My father read up on butlering. (Or buttling. Edgar and Francisco argued, many times, about what it was called. My father said that whatever you called it, it came down to arse-licking and silver-polishing.) My father had snagged an Emily Post book and my job was to ask him questions, to try to stump him. (Mustaches on man-servants or no? No. Who is the head of the table? The wife. Val- et or val- ay ? Val- et , which seemed awful to me. My father promised me that he would refer to any valet he met as a “val-ay” and that he would not wear a mustache — or a flower in his buttonhole, which was quite a concern on page 297.) Occasionally, there was a memorable line or warning in Emily Post, and Francisco would sing it out, like opera. All through western Pennsylvania we warbled, “Better to be frumpy than vulgar.” I bet if you walked up to my sister today, she could quote you chapter and verse of Emily Post.
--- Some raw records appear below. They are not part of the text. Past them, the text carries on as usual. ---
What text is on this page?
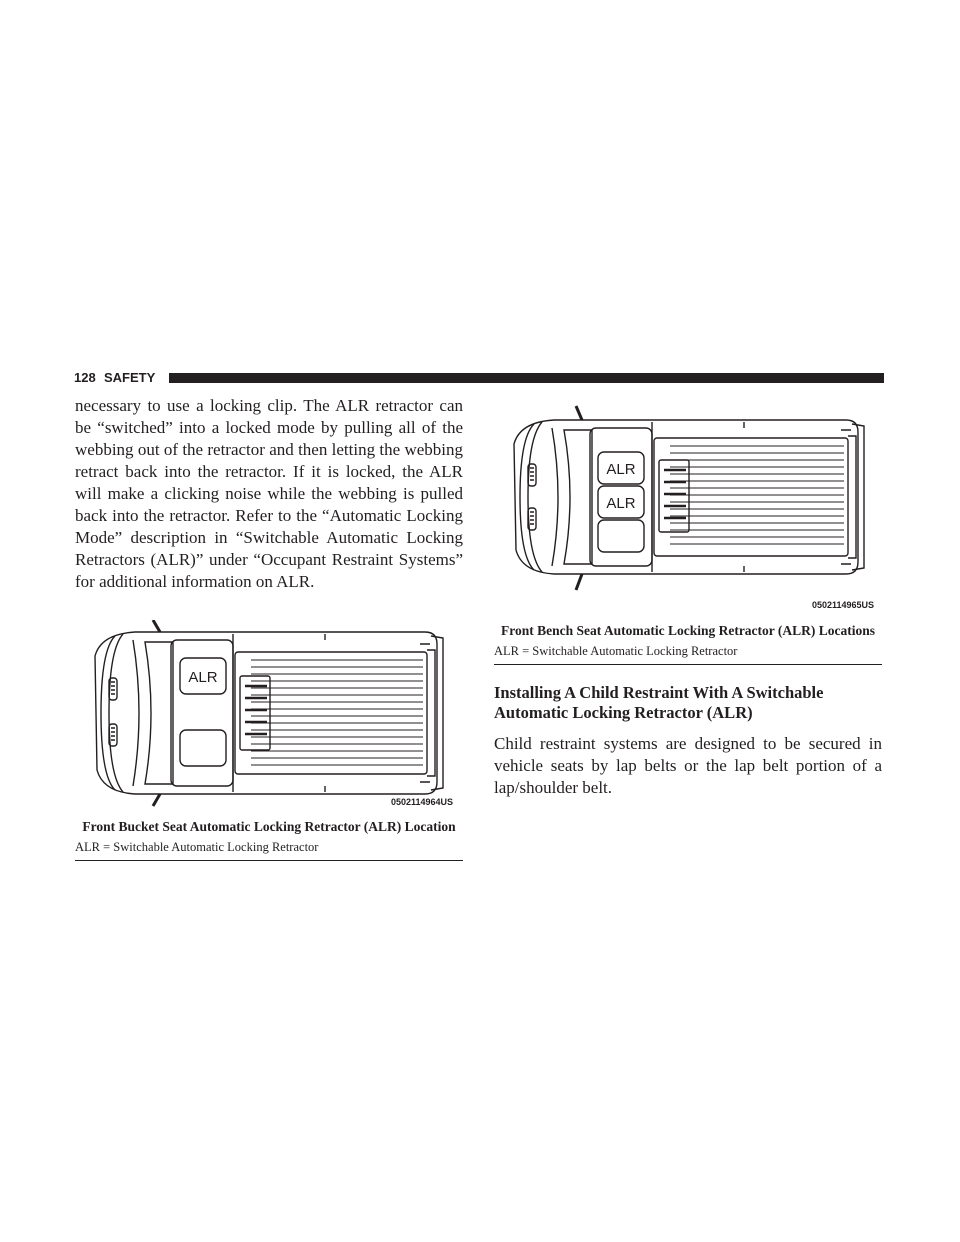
128 SAFETY

necessary to use a locking clip. The ALR retractor can be “switched” into a locked mode by pulling all of the webbing out of the retractor and then letting the webbing retract back into the retractor. If it is locked, the ALR will make a clicking noise while the webbing is pulled back into the retractor. Refer to the “Automatic Locking Mode” description in “Switchable Automatic Locking Retractors (ALR)” under “Occupant Restraint Systems” for additional information on ALR.

ALR
0502114964US

Front Bucket Seat Automatic Locking Retractor (ALR) Location

ALR = Switchable Automatic Locking Retractor

ALR
ALR
0502114965US

Front Bench Seat Automatic Locking Retractor (ALR) Locations

ALR = Switchable Automatic Locking Retractor

Installing A Child Restraint With A Switchable Automatic Locking Retractor (ALR)

Child restraint systems are designed to be secured in vehicle seats by lap belts or the lap belt portion of a lap/shoulder belt.
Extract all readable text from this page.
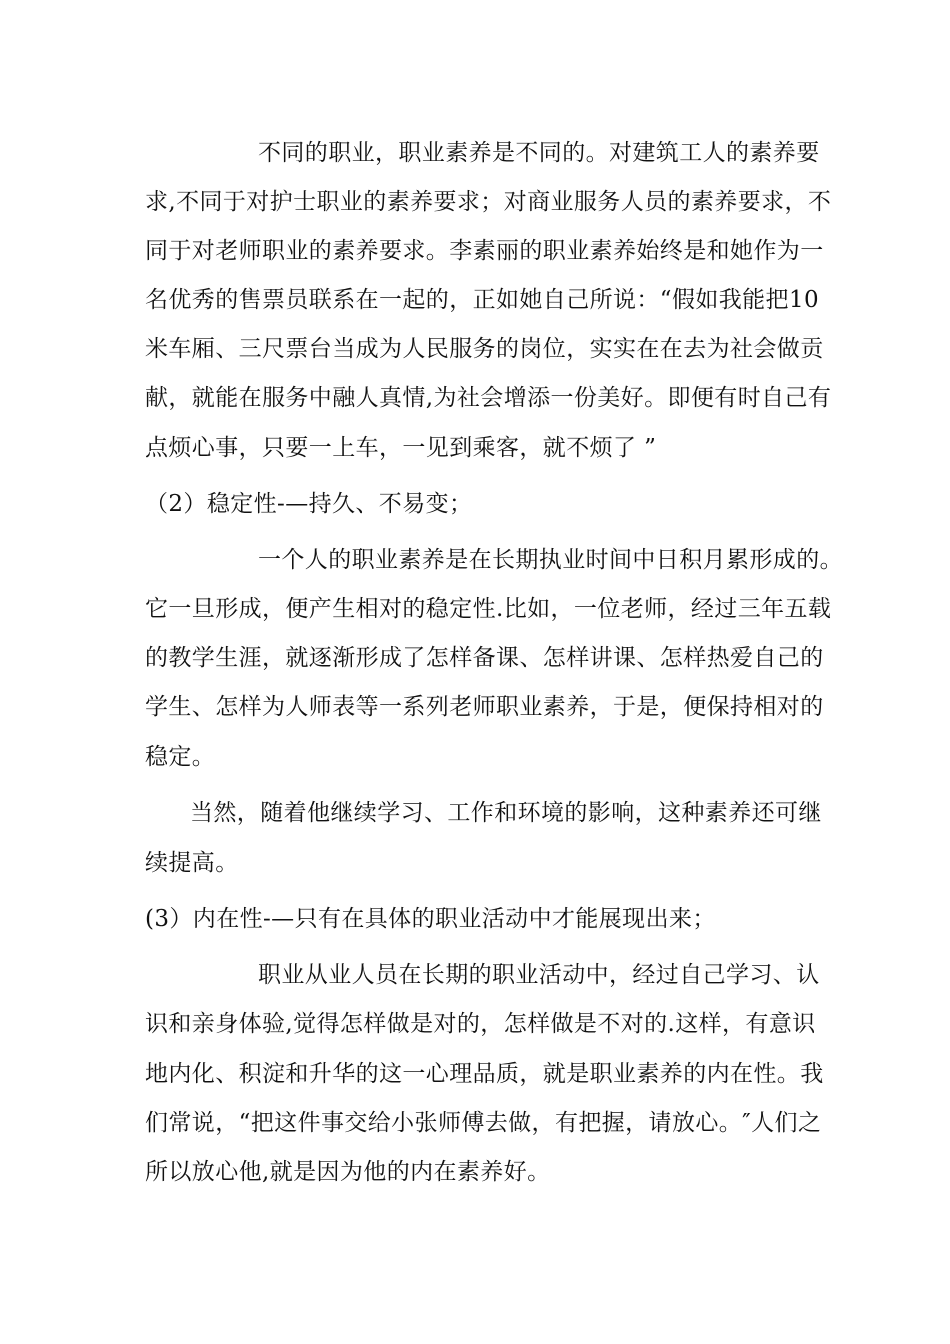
不同的职业，职业素养是不同的。对建筑工人的素养要
求,不同于对护士职业的素养要求；对商业服务人员的素养要求，不
同于对老师职业的素养要求。李素丽的职业素养始终是和她作为一
名优秀的售票员联系在一起的，正如她自己所说：“假如我能把10
米车厢、三尺票台当成为人民服务的岗位，实实在在去为社会做贡
献，就能在服务中融人真情,为社会增添一份美好。即便有时自己有
点烦心事，只要一上车，一见到乘客，就不烦了 ”
（2）稳定性-—持久、不易变；
一个人的职业素养是在长期执业时间中日积月累形成的。
它一旦形成，便产生相对的稳定性.比如，一位老师，经过三年五载
的教学生涯，就逐渐形成了怎样备课、怎样讲课、怎样热爱自己的
学生、怎样为人师表等一系列老师职业素养，于是，便保持相对的
稳定。
当然，随着他继续学习、工作和环境的影响，这种素养还可继
续提高。
(3）内在性-—只有在具体的职业活动中才能展现出来；
职业从业人员在长期的职业活动中，经过自己学习、认
识和亲身体验,觉得怎样做是对的，怎样做是不对的.这样，有意识
地内化、积淀和升华的这一心理品质，就是职业素养的内在性。我
们常说，“把这件事交给小张师傅去做，有把握，请放心。″人们之
所以放心他,就是因为他的内在素养好。
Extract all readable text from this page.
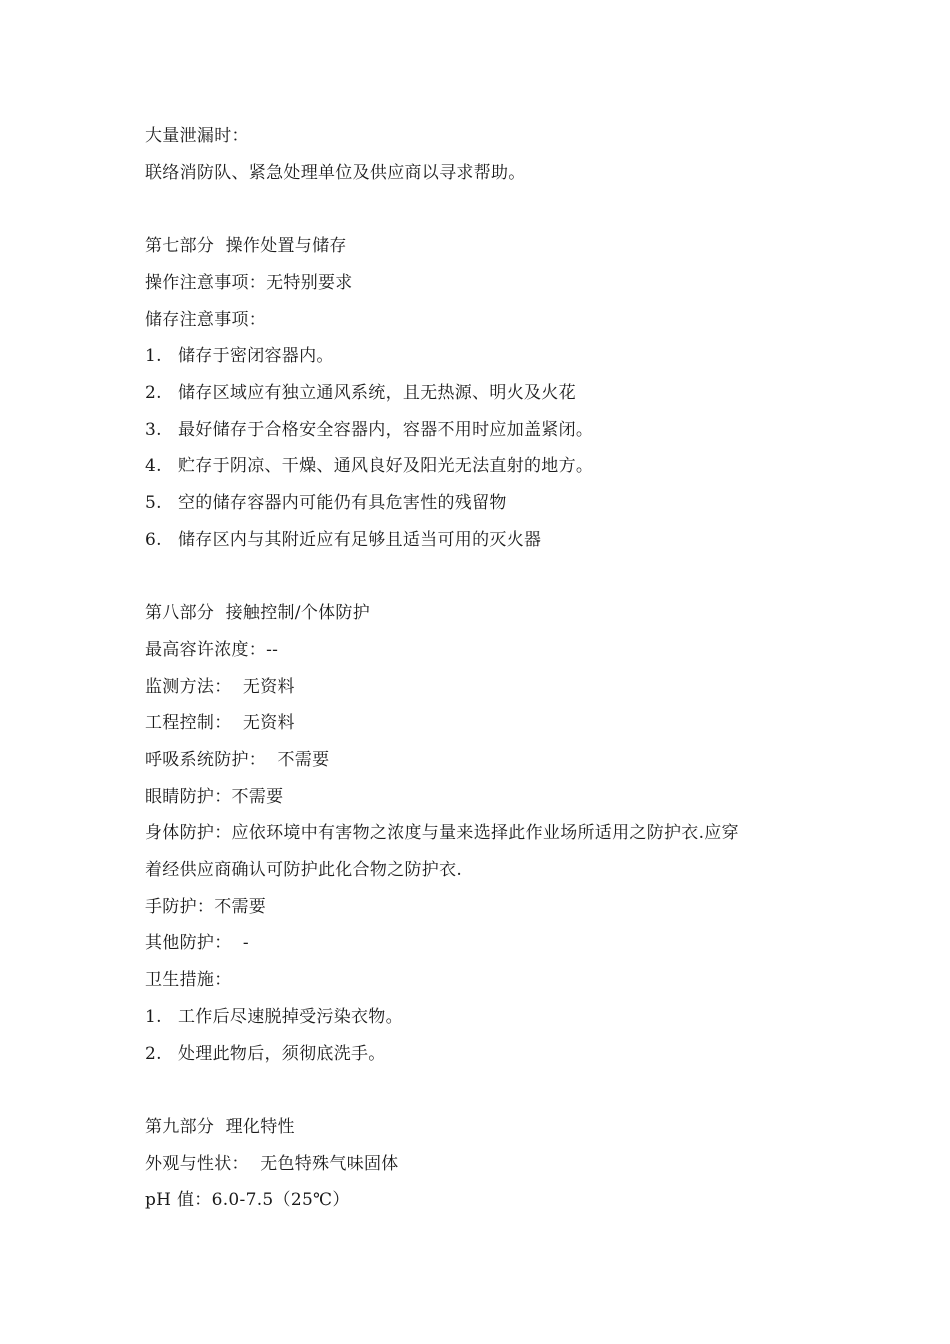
大量泄漏时：
联络消防队、紧急处理单位及供应商以寻求帮助。
第七部分  操作处置与储存
操作注意事项：无特别要求
储存注意事项：
1. 储存于密闭容器内。
2. 储存区域应有独立通风系统，且无热源、明火及火花
3. 最好储存于合格安全容器内，容器不用时应加盖紧闭。
4. 贮存于阴凉、干燥、通风良好及阳光无法直射的地方。
5. 空的储存容器内可能仍有具危害性的残留物
6. 储存区内与其附近应有足够且适当可用的灭火器
第八部分  接触控制/个体防护
最高容许浓度：--
监测方法：  无资料
工程控制：  无资料
呼吸系统防护：  不需要
眼睛防护：不需要
身体防护：应依环境中有害物之浓度与量来选择此作业场所适用之防护衣.应穿
着经供应商确认可防护此化合物之防护衣.
手防护：不需要
其他防护：  -
卫生措施：
1. 工作后尽速脱掉受污染衣物。
2. 处理此物后，须彻底洗手。
第九部分  理化特性
外观与性状：  无色特殊气味固体
pH 值：6.0-7.5（25℃）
Iris’s job was to become a governess in six days. According to Emily Post, governesses were better educated than nannies and better paid. They were supposed to teach the children something until someone thought they were old enough for school. How old are these kids, Iris asked, and how many are there? Francisco shrugged. I think there are three, he said. I could be wrong. Iris said she didn’t know how to pretend to be a college graduate; she’d scraped through Windsor High and no one had expected her to do anything except star in all the shows and help out at ceremonies. My father said that she was officially twenty-one and a recent graduate of the Windsor College for Women. He said that he’d take care of her letters of reference. Iris said he should make her Phi Beta Kappa in that case, and my father sighed. He said he didn’t care for her overreaching. My other job was to sum up Shakespeare’s plays and recite crucial passages to Iris.